“Molor Itu Kita Banget, Kenapa Selalu Terlambat?” Kita? Ah, Antum kali!"



Semua pernah mengalaminya: pertemuan disepakati pukul sembilan, tapi jarum jam sudah melaju ke angka sembilan tiga puluh bahkan sepuluh dan baru dimulai.


Padahal, semua anggota sepakat akan hadir tepat waktu. 

Jadi, kenapa tetap saja molor?

Fenomena ini seolah sudah menjadi “tradisi tak tertulis” di banyak tempat, apalagi di ruang-ruang rapat anggota d*wan (ehm..parah bro..asli)🤭, tak terkecuali kadang-kadang di lingkar-lingkar pembinaan pun terjadi.
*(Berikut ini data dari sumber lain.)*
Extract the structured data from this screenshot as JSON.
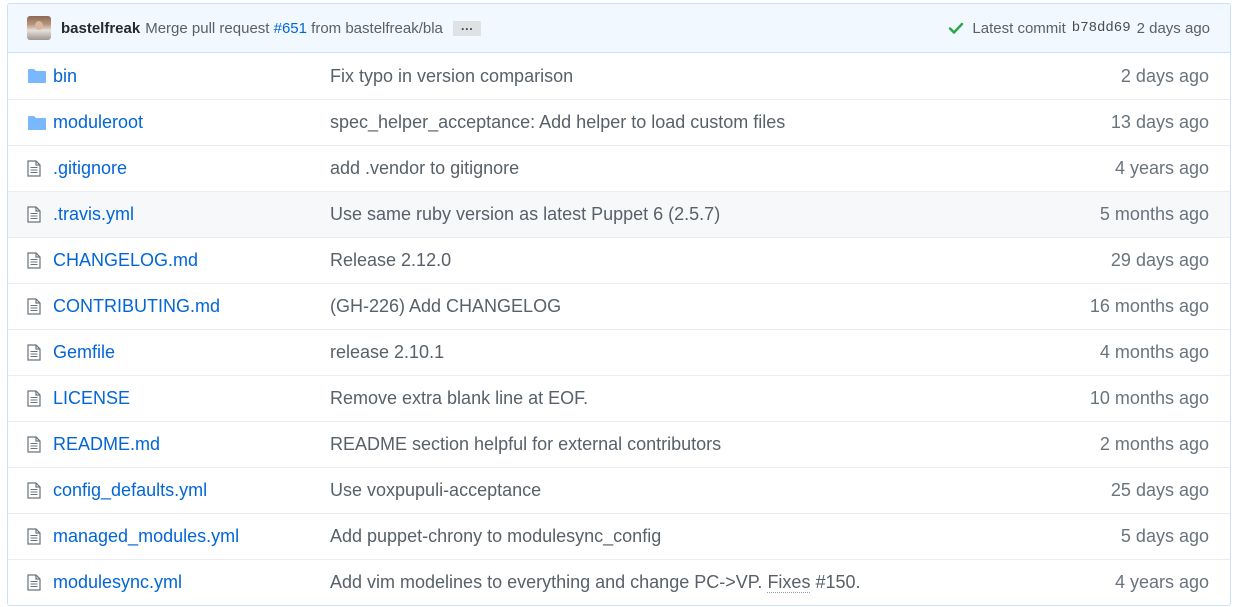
{
  "commit": {
    "author": "bastelfreak",
    "message_prefix": "Merge pull request",
    "pr_number": "#651",
    "message_suffix": "from bastelfreak/bla",
    "more_label": "…",
    "latest_label": "Latest commit",
    "sha": "b78dd69",
    "age": "2 days ago",
    "status_color": "#28a745"
  },
  "files": [
    {
      "name": "bin",
      "type": "folder",
      "message": "Fix typo in version comparison",
      "age": "2 days ago"
    },
    {
      "name": "moduleroot",
      "type": "folder",
      "message": "spec_helper_acceptance: Add helper to load custom files",
      "age": "13 days ago"
    },
    {
      "name": ".gitignore",
      "type": "file",
      "message": "add .vendor to gitignore",
      "age": "4 years ago"
    },
    {
      "name": ".travis.yml",
      "type": "file",
      "message": "Use same ruby version as latest Puppet 6 (2.5.7)",
      "age": "5 months ago"
    },
    {
      "name": "CHANGELOG.md",
      "type": "file",
      "message": "Release 2.12.0",
      "age": "29 days ago"
    },
    {
      "name": "CONTRIBUTING.md",
      "type": "file",
      "message": "(GH-226) Add CHANGELOG",
      "age": "16 months ago"
    },
    {
      "name": "Gemfile",
      "type": "file",
      "message": "release 2.10.1",
      "age": "4 months ago"
    },
    {
      "name": "LICENSE",
      "type": "file",
      "message": "Remove extra blank line at EOF.",
      "age": "10 months ago"
    },
    {
      "name": "README.md",
      "type": "file",
      "message": "README section helpful for external contributors",
      "age": "2 months ago"
    },
    {
      "name": "config_defaults.yml",
      "type": "file",
      "message": "Use voxpupuli-acceptance",
      "age": "25 days ago"
    },
    {
      "name": "managed_modules.yml",
      "type": "file",
      "message": "Add puppet-chrony to modulesync_config",
      "age": "5 days ago"
    },
    {
      "name": "modulesync.yml",
      "type": "file",
      "message": "Add vim modelines to everything and change PC->VP.",
      "message_link": "Fixes",
      "message_issue": "#150.",
      "age": "4 years ago"
    }
  ]
}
Kalau ditanya, alasan yang muncul bisa macam-macam. 


Ada yang bilang menunggu peserta kunci, ada yang bilang masih ada agenda sebelumnya, ada juga yang sederhana: macet di jalan. Tapi kalau dipikir-pikir, kemacetan dan padatnya agenda sudah jadi cerita lama…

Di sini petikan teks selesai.